ユナはそれぞれの仕事も一段落していることを見て確認した。
「 なんだい、急に暇になったね」
「こっちも磨き終わったよ」
「峠は越えた?という事でしょうか」
「あたしゃ煙草吸わせてもらうよ。
皆も一旦座ろうよ」
「私、気になるので見てきます!皆さん休める間に休憩どうぞ!」
使い終えた食器が来る事もなく、厨房からも食器をよこせとも注文が来ない。不思議に思ったユナは一人で確認しに行った。
「……気を張り詰めすぎじゃないかね、あのこ。倒れなきゃいいんだけどね」
煙草を吹かす中年の仲間が心配そうにそう呟いた。
「あのー……どうしたんです?こんな、もぬけの殻」
厨房に入るとそこは静まりかえっていた。少し前まで全ての焜炉に火がつけられ、調理具やまな板を叩く音。コックやメイドがところ狭しと駆け回っていたのにだ。そのギャップが怖いぐらいだ。
「あぁ、すまない洗い場の皆には伝わってなかったのか。休憩だよ、休憩」
「えっ、厨房が休憩?」
コックは酒を片手に料理のはしきれを摘まんでいた。聞けばそのお酒も休憩にと配られたらしい。ユナにもと勧めてくれたが酒に弱い自分が酔いながら仕事は勤まらないとお断りした。
「あの、それで皆さんはどこで休憩を?」
「あぁ、ちょっと静かに。耳を澄ませてごらん」
「ん?……これは」
微かに聞こえる破裂音。あまり馴染みのないものだったが記憶を辿ると初めて聞く音ではなかった。

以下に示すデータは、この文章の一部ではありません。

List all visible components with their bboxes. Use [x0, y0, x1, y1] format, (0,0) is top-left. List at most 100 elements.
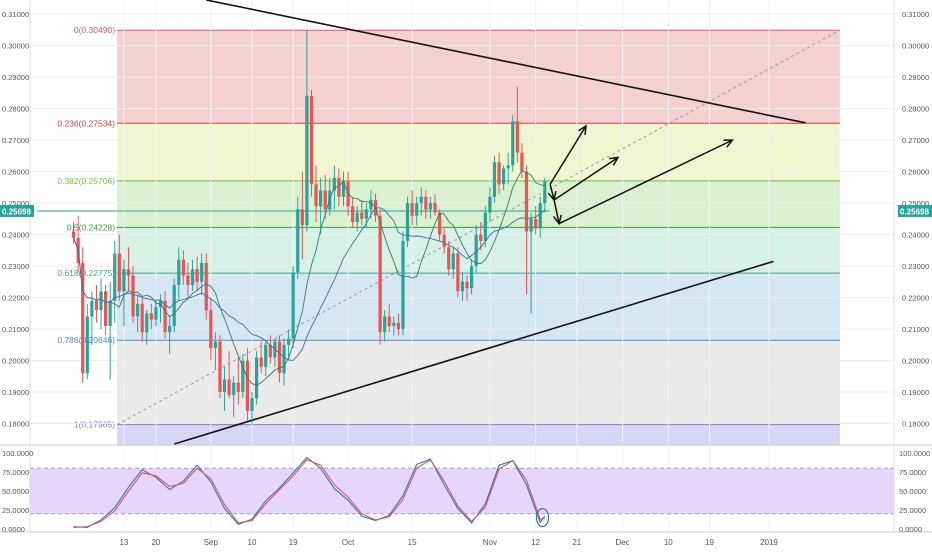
candle-body [424, 196, 428, 210]
candle-body [442, 234, 446, 248]
arrow-shaft [549, 184, 555, 201]
candle-body [227, 379, 231, 396]
stochastic-tick-left: 25.0000 [2, 506, 29, 515]
candle-body [168, 325, 172, 333]
price-tick-right: 0.20000 [902, 357, 929, 366]
price-tick-left: 0.18000 [2, 420, 29, 429]
stochastic-tick-left: 0.0000 [2, 525, 25, 534]
candle-body [287, 338, 291, 345]
candle-body [529, 218, 533, 232]
candle-body [136, 303, 140, 317]
trend-lines[interactable] [36, 0, 841, 445]
time-tick-label: 12 [531, 538, 540, 547]
candle-body [172, 284, 176, 326]
candle-body [456, 253, 460, 292]
candle-body [437, 212, 442, 235]
candle-body [99, 291, 103, 311]
price-tick-right: 0.18000 [902, 420, 929, 429]
stochastic-tick-left: 75.0000 [2, 468, 29, 477]
candle-body [126, 269, 131, 276]
price-tick-left: 0.20000 [2, 357, 29, 366]
candle-body [415, 203, 419, 216]
candle-body [222, 379, 227, 393]
oversold-highlight-circle[interactable] [535, 507, 550, 528]
price-tick-right: 0.23000 [902, 262, 929, 271]
candle-body [474, 234, 478, 267]
candle-body [511, 121, 515, 166]
stochastic-tick-left: 100.0000 [2, 449, 33, 458]
stochastic-tick-right: 25.0000 [899, 506, 926, 515]
candle-body [245, 360, 250, 411]
stochastic-panel [0, 444, 932, 529]
candle-body [337, 177, 341, 197]
candle-body [122, 269, 126, 292]
stochastic-band [30, 468, 894, 514]
candle-body [332, 177, 336, 191]
time-tick-label: 20 [151, 538, 160, 547]
projection-arrows[interactable] [547, 124, 734, 226]
price-tick-left: 0.23000 [2, 262, 29, 271]
fib-level-label: 0(0.30490) [74, 25, 115, 35]
price-tick-left: 0.31000 [2, 10, 29, 19]
candle-body [387, 316, 391, 326]
time-tick-label: Sep [204, 538, 219, 547]
candle-body [534, 218, 538, 229]
candle-body [465, 281, 469, 289]
candle-body [94, 300, 99, 311]
candle-body [236, 382, 240, 393]
candle-body [273, 341, 277, 358]
candle-body [213, 341, 217, 348]
candle-body [479, 234, 483, 241]
fib-zone-2 [117, 180, 840, 228]
candle-body [543, 181, 547, 204]
candle-body [396, 322, 400, 330]
stochastic-tick-right: 75.0000 [899, 468, 926, 477]
candle-body [113, 253, 117, 301]
fibonacci-retracement[interactable]: 0(0.30490) 0.236(0.27534) 0.382(0.25706) 0.… [57, 25, 840, 446]
candle-body [392, 322, 396, 326]
candle-body [360, 212, 364, 219]
price-tick-right: 0.30000 [902, 42, 929, 51]
candle-body [405, 203, 410, 241]
arrow-shaft [553, 199, 560, 224]
price-tick-left: 0.22000 [2, 294, 29, 303]
candle-body [90, 300, 94, 317]
support-trendline[interactable] [173, 260, 774, 445]
candle-body [355, 212, 359, 222]
candle-body [190, 269, 195, 285]
price-tick-right: 0.19000 [902, 388, 929, 397]
candle-body [369, 199, 373, 210]
fib-zone-6 [117, 424, 840, 446]
time-tick-label: 19 [289, 538, 298, 547]
candle-body [277, 341, 282, 374]
candle-body [177, 259, 181, 285]
candle-body [305, 96, 309, 226]
price-tick-left: 0.26000 [2, 168, 29, 177]
candle-body [117, 253, 121, 292]
candle-body [291, 272, 295, 339]
candle-body [104, 291, 108, 326]
price-tick-left: 0.28000 [2, 105, 29, 114]
candle-body [483, 212, 487, 241]
time-tick-label: 15 [408, 538, 417, 547]
candle-body [81, 262, 85, 374]
time-tick-label: Dec [615, 538, 629, 547]
time-tick-label: Oct [342, 538, 355, 547]
arrow-shaft [553, 156, 619, 201]
candle-body [451, 253, 455, 270]
moving-average-slow [73, 207, 546, 361]
moving-average-fast [73, 170, 545, 386]
candle-body [85, 316, 89, 374]
candle-body [319, 190, 323, 207]
resistance-trendline[interactable] [206, 0, 806, 124]
price-tick-left: 0.30000 [2, 42, 29, 51]
fib-level-label: 1(0.17965) [74, 420, 115, 430]
candle-body [538, 203, 542, 229]
candle-body [200, 262, 204, 282]
candle-body [218, 341, 222, 393]
candle-body [419, 196, 423, 204]
candle-body [502, 168, 506, 185]
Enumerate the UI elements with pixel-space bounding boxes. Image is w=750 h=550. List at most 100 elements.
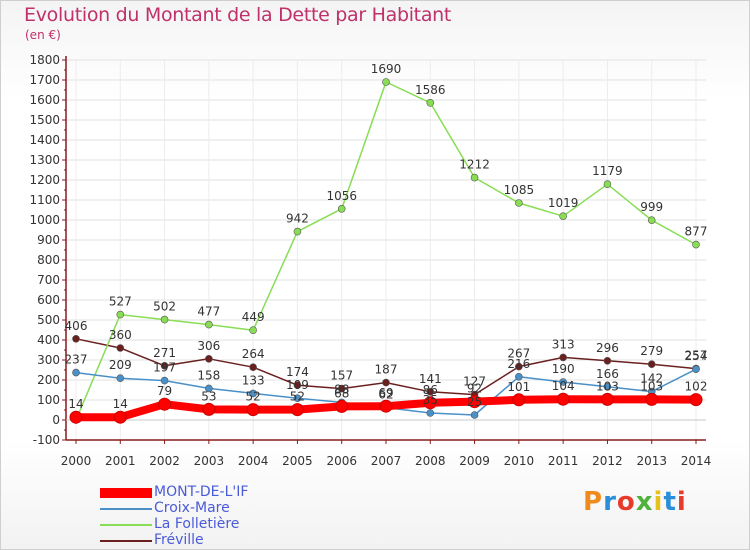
data-point	[205, 384, 213, 393]
data-label: 527	[109, 295, 132, 309]
data-label: 306	[197, 339, 220, 353]
y-tick-label: 300	[37, 353, 60, 367]
data-point	[379, 399, 393, 413]
data-point	[158, 397, 172, 411]
data-point	[249, 363, 257, 372]
x-tick-label: 2011	[548, 454, 579, 468]
data-label: 53	[201, 389, 216, 403]
data-point	[337, 205, 346, 213]
x-tick-label: 2004	[238, 454, 269, 468]
data-point	[512, 393, 526, 407]
data-label: 69	[378, 386, 393, 400]
data-point	[116, 310, 125, 319]
x-tick-label: 2005	[282, 454, 313, 468]
data-label: 102	[685, 380, 708, 394]
y-tick-label: 1100	[29, 193, 60, 207]
data-point	[692, 365, 700, 374]
x-tick-label: 2013	[636, 454, 667, 468]
data-point	[160, 315, 169, 324]
data-point	[692, 240, 700, 249]
data-point	[160, 376, 169, 385]
y-tick-label: 700	[37, 273, 60, 287]
y-tick-label: 200	[37, 373, 60, 387]
x-tick-label: 2012	[592, 454, 623, 468]
x-tick-label: 2014	[681, 454, 712, 468]
data-label: 216	[507, 357, 530, 371]
data-label: 104	[552, 379, 575, 393]
data-point	[689, 393, 703, 407]
data-label: 101	[507, 380, 530, 394]
data-point	[647, 216, 656, 224]
data-label: 877	[685, 225, 708, 239]
data-label: 35	[423, 393, 438, 407]
legend-label: La Folletière	[154, 516, 240, 532]
data-point	[113, 410, 127, 424]
y-tick-label: 500	[37, 313, 60, 327]
data-label: 1085	[504, 183, 535, 197]
data-label: 254	[685, 349, 708, 363]
y-tick-label: 0	[52, 413, 60, 427]
data-point	[559, 212, 567, 220]
data-point	[468, 395, 482, 409]
x-tick-label: 2007	[371, 454, 402, 468]
data-point	[249, 389, 257, 398]
data-label: 209	[109, 358, 132, 372]
data-label: 190	[552, 362, 575, 376]
data-point	[69, 410, 83, 424]
data-label: 109	[286, 378, 309, 392]
data-point	[249, 326, 257, 335]
y-tick-label: -100	[33, 433, 60, 447]
legend-swatch-la-folletiere	[100, 524, 152, 526]
x-tick-label: 2002	[149, 454, 180, 468]
data-label: 142	[640, 372, 663, 386]
data-label: 271	[153, 346, 176, 360]
data-point	[202, 402, 216, 416]
data-label: 52	[290, 390, 305, 404]
data-label: 68	[334, 386, 349, 400]
legend-label: MONT-DE-L'IF	[154, 484, 249, 500]
data-point	[559, 378, 567, 386]
data-point	[470, 173, 479, 182]
data-point	[515, 362, 523, 371]
x-tick-label: 2008	[415, 454, 446, 468]
legend-label: Croix-Mare	[154, 500, 230, 516]
data-point	[600, 392, 614, 406]
data-point	[515, 199, 523, 207]
data-label: 1586	[415, 83, 446, 97]
legend-swatch-freville	[100, 540, 152, 542]
data-label: 449	[242, 310, 265, 324]
y-tick-label: 1300	[29, 153, 60, 167]
y-tick-label: 900	[37, 233, 60, 247]
data-label: 166	[596, 367, 619, 381]
data-point	[335, 399, 349, 413]
y-tick-label: 1200	[29, 173, 60, 187]
data-point	[645, 392, 659, 406]
data-point	[116, 344, 125, 352]
data-label: 257	[685, 349, 708, 363]
data-point	[426, 409, 435, 417]
data-label: 999	[640, 200, 663, 214]
data-label: 197	[153, 361, 176, 375]
data-point	[603, 180, 612, 188]
x-tick-label: 2009	[459, 454, 490, 468]
chart-title: Evolution du Montant de la Dette par Hab…	[24, 4, 452, 26]
data-point	[293, 381, 302, 390]
data-point	[647, 360, 656, 369]
data-point	[116, 374, 125, 383]
data-label: 88	[334, 382, 349, 396]
data-point	[337, 384, 346, 393]
data-label: 264	[242, 347, 265, 361]
y-tick-label: 1800	[29, 53, 60, 67]
y-tick-label: 800	[37, 253, 60, 267]
data-label: 14	[113, 397, 128, 411]
data-label: 52	[246, 390, 261, 404]
data-point	[205, 320, 213, 329]
data-point	[470, 411, 479, 419]
y-tick-label: 1700	[29, 73, 60, 87]
x-tick-label: 2000	[61, 454, 92, 468]
y-tick-label: 1000	[29, 213, 60, 227]
data-label: 267	[507, 347, 530, 361]
data-label: 133	[242, 373, 265, 387]
legend-label: Fréville	[154, 532, 204, 548]
data-label: 25	[467, 395, 482, 409]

「花火だよ。今夜はピオニー陛下の計らいで無礼講。俺らも見に行って良いってさ。
俺は花より団子派なもんでね、ここにいるよ」
「すごい!私、皆に知らせて来ます!」
ぱぁっと頬を赤く染め目を輝かせるとパタパタと洗い場へ駆け込んだ。
「……可愛いねぇ。ユナちゃんと言ったかな。うちの娘と年は変わらんか」
まるでそんなことも肴にするかのように酒をぐいと飲み込むコック。彼はここの料理長を務める身だ。

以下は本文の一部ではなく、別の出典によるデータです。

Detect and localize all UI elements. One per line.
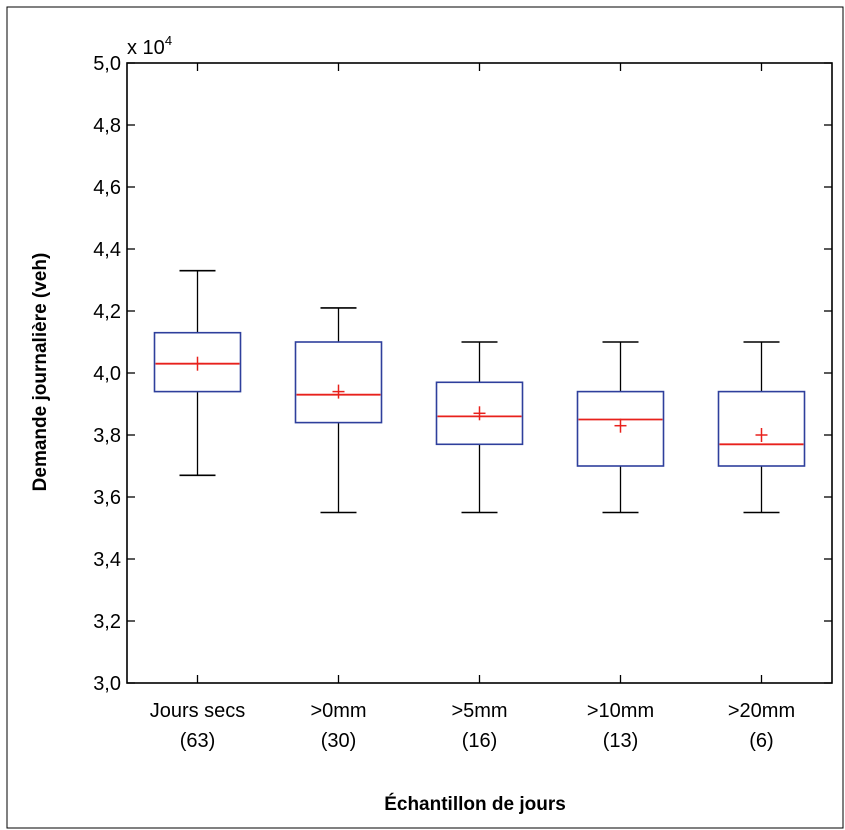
y-tick-label: 4,6 [93,177,121,199]
y-tick-label: 4,0 [93,363,121,385]
box-group [576,341,665,514]
y-tick-label: 3,6 [93,487,121,509]
y-tick-label: 5,0 [93,53,121,75]
x-axis-title: Échantillon de jours [384,793,566,815]
y-tick-label: 3,2 [93,611,121,633]
box-group [717,341,806,514]
box-group [435,341,524,514]
x-category-count: (63) [180,730,216,752]
y-tick-label: 3,4 [93,549,121,571]
y-tick-label: 4,2 [93,301,121,323]
y-tick-label: 3,8 [93,425,121,447]
figure-border [6,6,844,829]
iqr-box [294,341,383,424]
y-axis: 3,0 3,2 3,4 3,6 3,8 4,0 4,2 4,4 4,6 4,8 5,0 [93,53,832,695]
x-axis: Jours secs (63) >0mm (30) >5mm (16) >10mm (13) >… [150,63,795,752]
y-multiplier-exponent: 4 [165,33,172,48]
y-tick-label: 4,4 [93,239,121,261]
x-category-label: >0mm [310,700,366,722]
x-category-count: (16) [462,730,498,752]
box-series [153,269,806,514]
x-category-count: (6) [749,730,773,752]
y-tick-label: 4,8 [93,115,121,137]
x-category-count: (13) [603,730,639,752]
y-multiplier-label: x 104 [127,33,172,59]
x-category-label: >20mm [728,700,795,722]
y-tick-label: 3,0 [93,673,121,695]
y-axis-title: Demande journalière (veh) [30,253,51,492]
box-group [294,307,383,514]
x-category-count: (30) [321,730,357,752]
box-group [153,269,242,477]
x-category-label: >5mm [451,700,507,722]
x-category-label: >10mm [587,700,654,722]
x-category-label: Jours secs [150,700,246,722]
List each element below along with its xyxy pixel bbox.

「皆さん!花火大会に行かれるならこれをどうぞ。楽しんできて下さい!」
コックから聞いたことを洗い場の皆にも説明し新しい替えのエプロンを配るユナ。華やかな祝賀会を見てみたいと望んで働きに来てくれた彼女らにこんな素敵なサプライズがあるなんてユナ自信も嬉しく思う。せめて綺麗な格好で楽しんで欲しいとおろしたてのエプロンを渡していた。
「ありがとう。勿論ユナさんも行くのよね?」
「えぇ!私は後で向かいますから、お先にどうぞ!」
最後の一人にそう言ってエプロンを手渡し見送った。一緒に行けば良いのにと惜しまれるも笑顔で断り一人になった洗い場で一息をついた。
「さぁて、どうしよっかな……」
実は替えのエプロンが一つ足りなかったのだ。油や泡の染みだらけの自分のエプロンを広げる。日雇いの彼女らは宮殿に入れる事事態が稀で、今日のような花火大会を貴族と一緒に楽しむなんてもう二度と無いのかもしれない。

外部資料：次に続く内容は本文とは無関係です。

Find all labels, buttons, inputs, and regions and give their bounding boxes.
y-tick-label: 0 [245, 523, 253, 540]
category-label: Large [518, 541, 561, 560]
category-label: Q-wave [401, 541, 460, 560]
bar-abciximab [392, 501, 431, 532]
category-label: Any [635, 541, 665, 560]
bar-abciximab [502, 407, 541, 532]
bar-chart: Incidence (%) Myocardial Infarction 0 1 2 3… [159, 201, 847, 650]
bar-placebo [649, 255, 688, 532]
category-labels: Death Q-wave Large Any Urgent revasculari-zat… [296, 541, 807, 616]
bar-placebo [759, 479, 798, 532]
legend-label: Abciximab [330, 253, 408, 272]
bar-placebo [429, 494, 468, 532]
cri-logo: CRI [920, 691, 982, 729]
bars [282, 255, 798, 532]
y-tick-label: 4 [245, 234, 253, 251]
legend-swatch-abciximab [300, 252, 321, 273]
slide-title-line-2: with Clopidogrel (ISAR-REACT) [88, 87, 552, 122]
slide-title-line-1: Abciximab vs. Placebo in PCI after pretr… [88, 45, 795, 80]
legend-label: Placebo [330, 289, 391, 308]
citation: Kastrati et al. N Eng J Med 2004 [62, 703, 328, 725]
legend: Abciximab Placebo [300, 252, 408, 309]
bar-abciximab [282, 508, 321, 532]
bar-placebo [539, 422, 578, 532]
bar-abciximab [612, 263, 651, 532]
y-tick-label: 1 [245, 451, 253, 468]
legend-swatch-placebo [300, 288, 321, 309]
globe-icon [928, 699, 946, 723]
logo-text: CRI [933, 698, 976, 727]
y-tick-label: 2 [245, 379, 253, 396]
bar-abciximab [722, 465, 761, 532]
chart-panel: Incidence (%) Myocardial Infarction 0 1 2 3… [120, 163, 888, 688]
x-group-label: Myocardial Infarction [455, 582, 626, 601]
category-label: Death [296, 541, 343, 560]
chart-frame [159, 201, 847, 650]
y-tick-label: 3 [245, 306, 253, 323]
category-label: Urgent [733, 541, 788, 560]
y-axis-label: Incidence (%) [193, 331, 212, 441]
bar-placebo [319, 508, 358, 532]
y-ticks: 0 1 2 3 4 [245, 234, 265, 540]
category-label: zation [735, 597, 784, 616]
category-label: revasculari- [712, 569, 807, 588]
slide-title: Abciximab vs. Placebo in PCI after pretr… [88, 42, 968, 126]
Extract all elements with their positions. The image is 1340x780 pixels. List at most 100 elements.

自分の可能性はなきにしもあらず。譲った方が良いという結論は簡単に出せた。
「皆が出払ってるうちに片付けちゃおうかな」
空になった配膳カートを持って会場に向かう。メイド達もみんな花火を見てるのならテーブルの上は空いた食器だらけであろう。どうせ汚れてるエプロンならいっそのこと真っ黒になるまでやり遂げよう。そう思った。